Al via la stagione sull’erba, cosa aspettarsi dal tennis in gonnella?

La scorsa stagione  l’erba ci regalò mille sorprese, con la vittoria a Wimbledon di Marion Bartoli su Sabine Lisicki. Quest’anno cosa ci aspetta? Il ritorno di Serena Williams ancora a secco di Slam? Oppure ci sarà una nuova outsider?

L’erba è la superficie più affascinante ed imprevedibile, croce e delizia di numerosi tennisti.  Purtroppo o per fortuna, a seconda delle prospettive, i tornei su erba sono diminuiti negli anni (anche se dal prossimo sembra aumenteranno) e con loro anche il cosiddetto tennis di fioretto, quello del “serve and volley”,  è oramai in via di estinzione.
Inoltre adattarsi al brusco cambiamento di superficie, dato che si passa dalla lenta terra rossa ai campi più veloci per antonomasia, non è per nulla semplice, per questo la stagione sull’erba spesso segna il risveglio dei più forti. Il circuito WTA però è da tempo un’autentica lotteria e sull’erba lo sarà ancor di più, dato che non vi è una vera e propria dominatrice.
Nel 2013 all’ All England ci fu un’autentica debacle di nomi illustri, sia in campo maschile che femminile. Ma se nell’ATP ci fu la vittoria annunciata  di Andy Murray, l’albo d’oro femminile fu sorprendentemente firmato da Mario Bartoli, vincitrice su Sabine Lisicki.
Quest’anno il “genocidio” delle favorite è avvenuto già a Parigi, anche se infine a trionfare è stata Maria Sharapova, come ci si aspettava.
 La stagione sull’erba invece cosa ci riserverà? Sarà nuovamente un’ outsider a vincere i Championships oppure ci sarà il ritorno di Serena Williams?
La n.1 del mondo è ancora a secco di Slam in questo 2014, eliminata da Ana Ivanovic agli ottavi in Australia e dalla giovane Muguruza all’esordio del Roland Garros. A maggior ragione sarà ancora più agguerrita e pronta a riprendersi il trono di regina d’Inghilterra che le manca dal 2012. Come sempre quindi tutte contro Serena, Maria Sharapova in primis, che dopo il bis a Parigi, tenterà anche quello a Londra, li dove nel 2004 per lei tutto ebbe inizio, proprio contro l’americana. Da tenere d’occhio anche Simona Halep, già vincitrice sull’erba di S-Hertogenbosch lo scorso anno: la rumena conquistando la finale al Roland Garros, ha superato anche la prova Slam, dove nel 2013 aveva sempre steccato.

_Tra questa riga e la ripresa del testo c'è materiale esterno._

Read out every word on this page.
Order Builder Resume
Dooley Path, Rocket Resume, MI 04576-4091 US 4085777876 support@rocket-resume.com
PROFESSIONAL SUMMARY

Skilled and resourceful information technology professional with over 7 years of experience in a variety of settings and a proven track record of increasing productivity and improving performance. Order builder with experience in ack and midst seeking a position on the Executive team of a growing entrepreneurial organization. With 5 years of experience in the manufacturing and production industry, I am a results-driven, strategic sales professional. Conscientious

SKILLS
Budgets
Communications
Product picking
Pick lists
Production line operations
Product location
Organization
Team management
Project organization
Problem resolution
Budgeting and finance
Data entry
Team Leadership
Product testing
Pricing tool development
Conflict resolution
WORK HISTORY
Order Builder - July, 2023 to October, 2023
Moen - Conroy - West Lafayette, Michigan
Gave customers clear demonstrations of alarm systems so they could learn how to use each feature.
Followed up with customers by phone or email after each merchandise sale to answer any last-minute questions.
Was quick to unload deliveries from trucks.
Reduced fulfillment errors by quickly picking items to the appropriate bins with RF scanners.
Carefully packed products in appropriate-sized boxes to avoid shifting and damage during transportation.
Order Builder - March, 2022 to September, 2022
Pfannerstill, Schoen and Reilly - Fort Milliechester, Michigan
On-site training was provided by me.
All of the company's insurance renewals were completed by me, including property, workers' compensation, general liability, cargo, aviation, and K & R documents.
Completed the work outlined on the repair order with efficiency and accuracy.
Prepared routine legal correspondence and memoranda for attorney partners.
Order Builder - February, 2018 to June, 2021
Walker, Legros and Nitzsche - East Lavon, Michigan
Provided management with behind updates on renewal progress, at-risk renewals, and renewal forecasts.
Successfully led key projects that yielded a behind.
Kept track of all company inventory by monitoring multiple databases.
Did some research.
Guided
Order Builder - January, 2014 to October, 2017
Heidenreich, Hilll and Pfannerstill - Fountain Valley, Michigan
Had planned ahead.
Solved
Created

Non ci sarà invece la detentrice del titolo Marion Bartoli, ritiratasi all’indomani della vittoria londinese. L’altra finalista del 2013, la tedesca Lisicki, che estromise proprio Serenona, sembra essere stata vittima della “maledizione Slam” che negli ultimi anni ha colpito le donne vincitrici dei Major, ossia scomparire dai radar dopo l’impresa. Peccato che Sabine, schiacciata dalla tensione, non è riuscita a vincere la partita della vita ma sull’erba ha dimostrato di poter battere chiunque. La ritroveremo nel torneo di preparazione di Birmingham, insieme alle italiane Knapp, Schiavone e Giorgi. Errani, Pennetta e Vinci invece saranno in Inghilterra ad Easterbourne, dove sfideranno Kvitova e Radwanska, altre due concorrenti in corsa per tentare il colpaccio a Wimbledon. La ceca per dimostrare che la vittoria del 2010 non è stata un caso, la seconda per vincere finalmente un titolo Slam, dopo aver gettato all’aria la più grande occasione proprio all’All England lo scorso anno.
Per quanto riguarda le italiane nel 2013 ne piazzammo tre negli ottavi: Vinci, Knapp e Pennetta. Roberta e Flavia sanno giocare bene sull’erba, la prima soprattutto, unica italiana ad aver conquistato un torneo su questa superficie, anche se a Parigi non è apparsa in grande forma è lecito essere fiduciosi. La Pennetta dopo la vittoria ad Indian Wells si è seduta un po’ sugli allori e all’indomani della brutta prestazione in Francia ha fatto mea culpa. Lei ha giurato di essere fisicamente al top e proprio a Londra lo scorso anno cominciò la sua rincorsa verso l’olimpo del tennis, speriamo giochi all’altezza del suo talento.
E’ giusto poi riporre tante speranze in Camila Giorgi, la più adatta tra le nostre a calcare i campi in erba. Proprio a a Wimbledon si affacciò nel tennis che conta, quando raggiunse gli ottavi nel 2012, vedremo se farà valere le sua capacità.
Più apprensione suscita Sara Errani, alla quale l’erba è proprio indigesta, complice un gioco fatto di resistenza e pochi vincenti. Sarita avrà poco da difendere, potrebbe riuscire a non farsi scappare molti punti.
Detto questo non ci resta che aspettare e goderci lo spettacolo.